Sync vs async, job states, partial results, and webhooks

Batch endpoints (/batch/distill, /batch/extract) are asynchronous. A job moves through a small state machine; understanding the states helps you decide between polling and webhooks, and how to handle partial failures.

Sync vs async

Sync (/distill, /extract)Async (/batch/distill, /batch/extract)
URLs per request1up to 100
ResponseFull result in HTTP bodyJob ID; results fetched separately
LatencyOne request, one waitSubmit → poll or webhook → fetch
Best forReal-time UX, agent tools, ad-hoc lookupsScheduled jobs, RAG ingestion, monitoring
Failure modeOne bad URL fails the callOne bad URL fails its row, job continues
Concurrency costOne slot per callOne slot for the whole batch

When in doubt: single URL → sync; many URLs or no rush → async.

Job states

StatusMeaning
PENDINGJob accepted, queued
PROCESSINGAt least one URL is being processed
COMPLETEDAll URLs reached a terminal state (success or failure)
FAILEDFatal job-level error (rare — usually one URL fails, not the whole job)
CANCELLEDUser-initiated cancellation via DELETE

A URL failure does not fail the job.
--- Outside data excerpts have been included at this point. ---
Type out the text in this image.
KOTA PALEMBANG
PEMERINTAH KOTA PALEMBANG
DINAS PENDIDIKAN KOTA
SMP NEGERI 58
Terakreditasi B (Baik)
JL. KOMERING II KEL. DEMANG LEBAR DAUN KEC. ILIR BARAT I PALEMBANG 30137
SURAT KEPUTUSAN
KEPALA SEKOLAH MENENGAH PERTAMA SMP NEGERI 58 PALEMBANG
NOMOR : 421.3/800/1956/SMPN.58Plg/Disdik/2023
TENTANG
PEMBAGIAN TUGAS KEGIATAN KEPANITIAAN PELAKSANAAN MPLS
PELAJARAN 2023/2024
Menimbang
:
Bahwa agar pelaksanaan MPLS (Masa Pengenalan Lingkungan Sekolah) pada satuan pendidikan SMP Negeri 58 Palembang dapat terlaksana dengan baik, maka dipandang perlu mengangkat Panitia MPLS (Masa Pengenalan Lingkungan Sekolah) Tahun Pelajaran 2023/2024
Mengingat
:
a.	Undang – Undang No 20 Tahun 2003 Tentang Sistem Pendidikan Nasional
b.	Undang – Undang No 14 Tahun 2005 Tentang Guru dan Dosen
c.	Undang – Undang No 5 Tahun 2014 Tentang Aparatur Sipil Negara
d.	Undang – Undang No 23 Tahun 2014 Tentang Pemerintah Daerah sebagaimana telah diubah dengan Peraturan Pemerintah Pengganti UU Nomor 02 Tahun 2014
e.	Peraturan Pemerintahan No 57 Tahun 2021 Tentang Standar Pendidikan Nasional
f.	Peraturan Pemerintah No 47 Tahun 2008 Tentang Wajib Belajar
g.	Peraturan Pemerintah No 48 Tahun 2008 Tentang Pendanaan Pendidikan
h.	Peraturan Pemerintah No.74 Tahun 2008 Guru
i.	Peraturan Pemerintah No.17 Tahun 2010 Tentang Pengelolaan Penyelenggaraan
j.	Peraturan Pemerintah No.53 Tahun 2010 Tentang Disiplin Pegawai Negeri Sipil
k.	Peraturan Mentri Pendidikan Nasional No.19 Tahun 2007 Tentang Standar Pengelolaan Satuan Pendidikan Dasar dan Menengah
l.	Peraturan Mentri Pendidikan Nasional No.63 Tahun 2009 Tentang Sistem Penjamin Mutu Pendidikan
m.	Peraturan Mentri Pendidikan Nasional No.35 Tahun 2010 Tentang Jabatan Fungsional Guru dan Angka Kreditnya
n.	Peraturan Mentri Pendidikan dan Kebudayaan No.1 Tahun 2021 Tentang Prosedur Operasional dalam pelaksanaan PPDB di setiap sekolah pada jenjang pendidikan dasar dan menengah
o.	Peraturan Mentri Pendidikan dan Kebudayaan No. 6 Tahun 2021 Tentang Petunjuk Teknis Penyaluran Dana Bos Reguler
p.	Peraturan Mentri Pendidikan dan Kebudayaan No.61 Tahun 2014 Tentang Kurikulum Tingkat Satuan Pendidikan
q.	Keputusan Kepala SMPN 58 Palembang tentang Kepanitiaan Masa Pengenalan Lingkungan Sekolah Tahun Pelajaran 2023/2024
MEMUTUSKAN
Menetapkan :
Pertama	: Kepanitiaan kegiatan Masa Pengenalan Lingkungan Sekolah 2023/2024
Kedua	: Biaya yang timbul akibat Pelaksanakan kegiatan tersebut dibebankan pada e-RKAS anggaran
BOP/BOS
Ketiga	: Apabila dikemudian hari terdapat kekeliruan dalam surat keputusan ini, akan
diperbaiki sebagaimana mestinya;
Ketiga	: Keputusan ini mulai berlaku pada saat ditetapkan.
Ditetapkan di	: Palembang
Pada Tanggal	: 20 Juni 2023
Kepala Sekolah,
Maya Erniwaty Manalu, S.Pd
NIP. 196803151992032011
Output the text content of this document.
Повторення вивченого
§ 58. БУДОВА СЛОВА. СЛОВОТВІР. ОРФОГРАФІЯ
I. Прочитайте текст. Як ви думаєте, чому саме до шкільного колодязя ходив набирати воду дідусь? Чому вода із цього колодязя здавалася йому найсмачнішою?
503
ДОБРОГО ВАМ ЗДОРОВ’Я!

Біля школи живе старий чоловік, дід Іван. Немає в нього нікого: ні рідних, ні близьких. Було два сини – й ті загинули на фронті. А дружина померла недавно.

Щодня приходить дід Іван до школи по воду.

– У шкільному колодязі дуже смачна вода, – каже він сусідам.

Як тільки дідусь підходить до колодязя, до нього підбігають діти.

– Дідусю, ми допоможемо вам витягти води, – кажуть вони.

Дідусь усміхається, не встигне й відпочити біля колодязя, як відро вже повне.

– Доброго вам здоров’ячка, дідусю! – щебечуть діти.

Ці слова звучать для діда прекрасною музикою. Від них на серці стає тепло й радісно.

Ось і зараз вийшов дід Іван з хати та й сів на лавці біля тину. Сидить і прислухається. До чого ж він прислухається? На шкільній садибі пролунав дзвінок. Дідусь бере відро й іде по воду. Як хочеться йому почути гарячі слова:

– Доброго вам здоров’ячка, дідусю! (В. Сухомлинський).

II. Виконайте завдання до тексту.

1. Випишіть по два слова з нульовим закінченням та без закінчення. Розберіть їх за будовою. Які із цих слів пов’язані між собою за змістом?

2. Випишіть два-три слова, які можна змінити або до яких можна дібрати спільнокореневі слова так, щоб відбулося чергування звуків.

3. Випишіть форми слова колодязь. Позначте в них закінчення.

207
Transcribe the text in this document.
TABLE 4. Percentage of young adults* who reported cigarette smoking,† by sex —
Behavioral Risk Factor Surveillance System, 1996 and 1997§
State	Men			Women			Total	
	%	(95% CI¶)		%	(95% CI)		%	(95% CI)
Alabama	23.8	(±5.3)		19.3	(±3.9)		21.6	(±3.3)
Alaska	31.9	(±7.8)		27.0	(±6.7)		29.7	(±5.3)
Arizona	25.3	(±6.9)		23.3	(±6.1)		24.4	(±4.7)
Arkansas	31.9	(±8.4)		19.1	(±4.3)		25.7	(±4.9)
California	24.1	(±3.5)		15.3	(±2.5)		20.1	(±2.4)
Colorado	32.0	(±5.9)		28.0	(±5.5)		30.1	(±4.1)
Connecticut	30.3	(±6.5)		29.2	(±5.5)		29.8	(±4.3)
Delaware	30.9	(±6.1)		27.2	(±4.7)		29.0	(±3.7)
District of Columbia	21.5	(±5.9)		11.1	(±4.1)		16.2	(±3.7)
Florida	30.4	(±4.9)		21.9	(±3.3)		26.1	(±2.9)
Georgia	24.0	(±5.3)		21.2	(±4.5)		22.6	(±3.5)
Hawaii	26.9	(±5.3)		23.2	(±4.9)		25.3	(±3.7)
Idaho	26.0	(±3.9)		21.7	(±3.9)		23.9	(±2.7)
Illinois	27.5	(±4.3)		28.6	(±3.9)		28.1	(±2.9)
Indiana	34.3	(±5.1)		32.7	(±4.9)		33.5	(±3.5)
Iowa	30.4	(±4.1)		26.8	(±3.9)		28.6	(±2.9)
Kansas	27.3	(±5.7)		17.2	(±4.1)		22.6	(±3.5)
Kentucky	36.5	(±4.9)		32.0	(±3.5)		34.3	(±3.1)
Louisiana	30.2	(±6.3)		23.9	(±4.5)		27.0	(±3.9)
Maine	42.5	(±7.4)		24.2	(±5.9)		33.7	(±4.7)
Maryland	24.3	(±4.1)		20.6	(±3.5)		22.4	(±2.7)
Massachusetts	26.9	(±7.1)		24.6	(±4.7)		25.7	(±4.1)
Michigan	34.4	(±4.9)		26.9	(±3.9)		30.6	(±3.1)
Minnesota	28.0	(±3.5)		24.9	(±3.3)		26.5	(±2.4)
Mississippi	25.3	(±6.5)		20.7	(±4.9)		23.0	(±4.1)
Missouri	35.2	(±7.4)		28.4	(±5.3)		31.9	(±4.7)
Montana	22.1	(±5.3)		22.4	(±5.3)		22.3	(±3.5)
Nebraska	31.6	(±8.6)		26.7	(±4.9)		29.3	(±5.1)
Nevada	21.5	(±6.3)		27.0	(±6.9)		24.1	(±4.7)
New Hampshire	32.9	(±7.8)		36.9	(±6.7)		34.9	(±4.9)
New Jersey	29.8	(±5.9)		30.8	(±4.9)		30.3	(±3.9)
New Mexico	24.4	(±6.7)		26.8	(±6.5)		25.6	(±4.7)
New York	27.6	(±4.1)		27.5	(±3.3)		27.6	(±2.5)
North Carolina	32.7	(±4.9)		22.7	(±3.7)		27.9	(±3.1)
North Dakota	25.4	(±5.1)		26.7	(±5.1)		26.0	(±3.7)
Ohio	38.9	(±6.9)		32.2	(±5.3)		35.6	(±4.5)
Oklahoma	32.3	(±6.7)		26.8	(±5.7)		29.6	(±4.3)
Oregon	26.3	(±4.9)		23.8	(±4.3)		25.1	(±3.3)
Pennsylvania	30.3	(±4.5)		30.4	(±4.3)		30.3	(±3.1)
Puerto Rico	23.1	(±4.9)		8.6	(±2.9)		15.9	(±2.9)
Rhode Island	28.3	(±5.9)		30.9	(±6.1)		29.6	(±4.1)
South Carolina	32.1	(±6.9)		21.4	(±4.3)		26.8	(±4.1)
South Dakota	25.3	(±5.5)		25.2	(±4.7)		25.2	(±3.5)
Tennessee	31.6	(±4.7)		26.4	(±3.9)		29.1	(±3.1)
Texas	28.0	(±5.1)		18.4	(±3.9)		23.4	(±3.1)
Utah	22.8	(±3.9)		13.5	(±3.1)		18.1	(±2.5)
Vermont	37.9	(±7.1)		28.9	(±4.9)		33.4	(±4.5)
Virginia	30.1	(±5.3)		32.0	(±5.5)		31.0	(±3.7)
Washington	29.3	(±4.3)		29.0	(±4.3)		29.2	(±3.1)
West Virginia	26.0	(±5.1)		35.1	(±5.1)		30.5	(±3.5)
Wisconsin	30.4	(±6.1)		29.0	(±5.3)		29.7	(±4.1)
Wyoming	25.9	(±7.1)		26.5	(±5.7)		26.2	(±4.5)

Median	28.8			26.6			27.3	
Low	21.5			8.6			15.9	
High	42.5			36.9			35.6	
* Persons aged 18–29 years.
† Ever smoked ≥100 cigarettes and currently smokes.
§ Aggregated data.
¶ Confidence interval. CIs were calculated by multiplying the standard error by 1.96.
Each item in results[] carries its own status: PENDING, PROCESSING, SUCCEEDED, or FAILED. The job moves to COMPLETED once every row reaches a terminal state.

Polling vs webhooks

Job sizeRecommendedWhy
< 10 URLsPoll every 5–10 sWebhook overhead isn't worth the wiring
10–100 URLsWebhookPolling burns ~60 round-trips on a 5-minute job
> 100 URLs (multiple batches)WebhookEach batch fires once on completion

See Webhooks for payload shape, signature verification (HMAC-SHA256), and retry behavior.

Partial results

GET /batch/distill/{id} works while the job is still PROCESSING — you get whatever has finished so far. Useful for dashboards that stream rows as they complete.

import httpx, time

API = "https://openapi.thunderbit.com/openapi/v1"
H = {"Authorization": "Bearer YOUR_API_KEY"}

job = httpx.post(f"{API}/batch/distill", headers=H,
                 json={"urls": urls}).json()
batch_id = job["data"]["id"]

while True:
    body = httpx.get(f"{API}/batch/distill/{batch_id}", headers=H).json()["data"]
    fresh = [r for r in body["results"] if r["status"] == "SUCCEEDED"]
    yield_to_dashboard(fresh)
    if body["status"] in ("COMPLETED", "FAILED", "CANCELLED"):
        break
    time.sleep(5)

Cancellation

DELETE /batch/distill/{id} (or /batch/extract/{id}) only works on PENDING or PROCESSING jobs. Once a job hits a terminal state, it stays there. Already-processed URLs in a cancelled job remain billable; in-flight URLs that hadn't finished are not.